Frank Merriwell is the epitome of clean-cut, honest, moral, and adventurous American youth. He is aggressively devoted to fair play and decency. He is an all-sport star at Yale, always sticking up for the Yale Bulldogs and for his parents and friends. He has a “frank, open, and winning face,” and “a merry light usually dwelt in his eyes.” He is remarkably muscular, with unusually large chest and arms. Strongest of all are his morals. He does not smoke or drink, he does not cheat, whether in school or at athletics, and he always keeps himself in the best possible physical shape through intensive daily exercise. For Merriwell mens sana in corpore sana is not simply a motto but a moral dictum. He refrains from smoking and drinking not so much because of any moral compunctions but because smoking and drinking would impair his physical abilities. He rises up from an earnest and capable student at prestigious Fardale Academy to a triumphant student-athlete at Yale and then has an unusually varied set of adventures: bullfights in Spain, fighting gauchos in Argentina and Thugs in India, being shipwrecked on a desert island, discovering a gold mine in Mexico, working on the railroad, discovering his half-brother Dick, playing semi-professional baseball, and fighting outlaws around his mine in Colorado.
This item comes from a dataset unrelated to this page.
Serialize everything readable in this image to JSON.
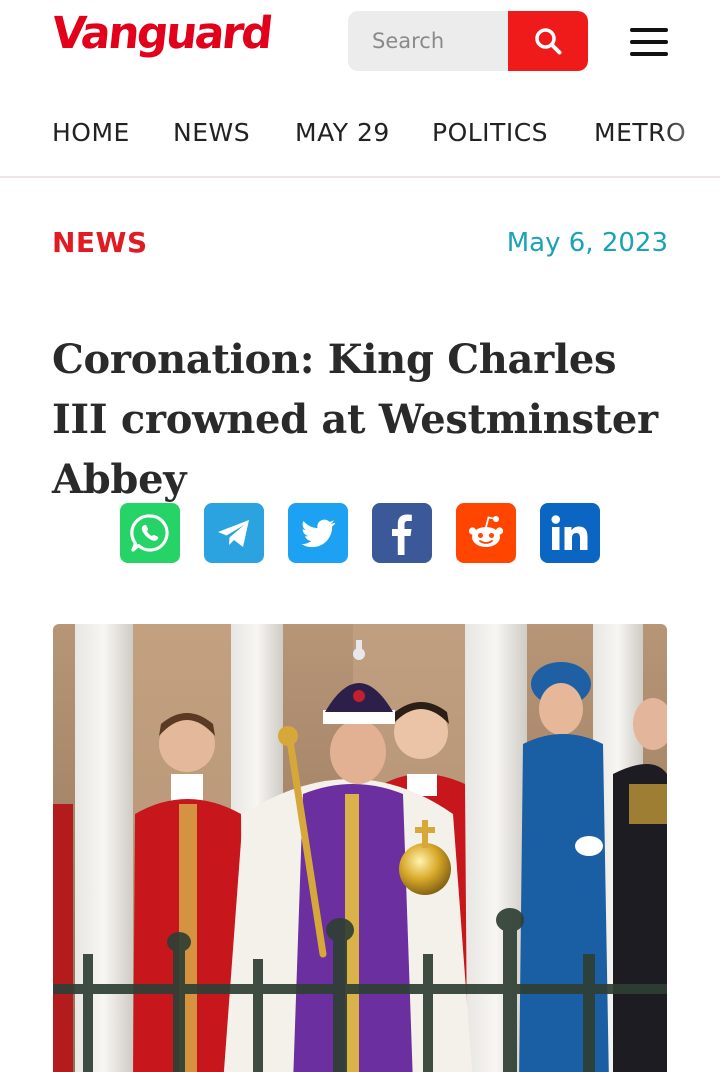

Frank is an accomplished ventriloquist and hypnotist, fluent in Spanish, an excellent mechanic and talented at everything he tries, “the perfect union of brain and brawn.” Frank is remarkably humble for someone who knocked out the Irish heavyweight champion, broke the course record at St. Andrews, and settled a railroad strike. Frank is also dedicated to helping the weak and persecuted, once even shaking hands with and complimenting a black jockey, despite the jeers of the onlookers. Frank and Dick are also friendly toward Indigenous Americans. Dick always treats Shangowah as his father, and Shangowah's biological grandson, Wind-that-roars-in-the-night, a.k.a. “Young Joe Crowfoot,” enrolls in Frank's School of Athletic Development, attends Fardale Academy, graduates from Yale, and becomes a recurring character and sidekick in the Merriwell stories. Frank and Dick are helped by Owen Clancy. He helps Frank and eventually opened the Square-deal Garage in Phoenix, Arizona. Later still he returns East to help Chip Merriwell in several of his adventures.

* I'm including Frank & Dick Merriwell in the Best of the Encyclopedia category because of their archetypal status. It can't be said that the Frank & Dick Merriwell dime novels were particularly well-told. William Gilbert Patten was very much a dime novel author, meaning that his work (largely due to the requirements of the market and the form) was formulaic, repetitive, and demonstrated only one-dimensional characterization. Patten went out of his way to be racially inclusive and progressive, however, and there are no better portrayals of Indigenous Americans in the dime novels than Shangowah and his son. The example of racial inclusivity in the Merriwell dime novels was, sadly, not particularly influential on readers or Patten's fellow dime novel writers. However, the same cannot be said of Frank & Dick Merriwell--especially Frank. The Merriwells were so influential that well into the late 1920s they were seen by the public as the archetypal American young men. The Merriwell way, the Merriwell code, the Merriwell approach to life, were seen as both inspirational and aspirational. The fame of the Merriwells faded during the Great Depression--the Merriwells were creations of the pre-Depression years and were a bad fit for a shellshocked and abruptly poor American culture post-1929--but during their heyday the Merriwells were as famous as any dime novel or pulp character ever got.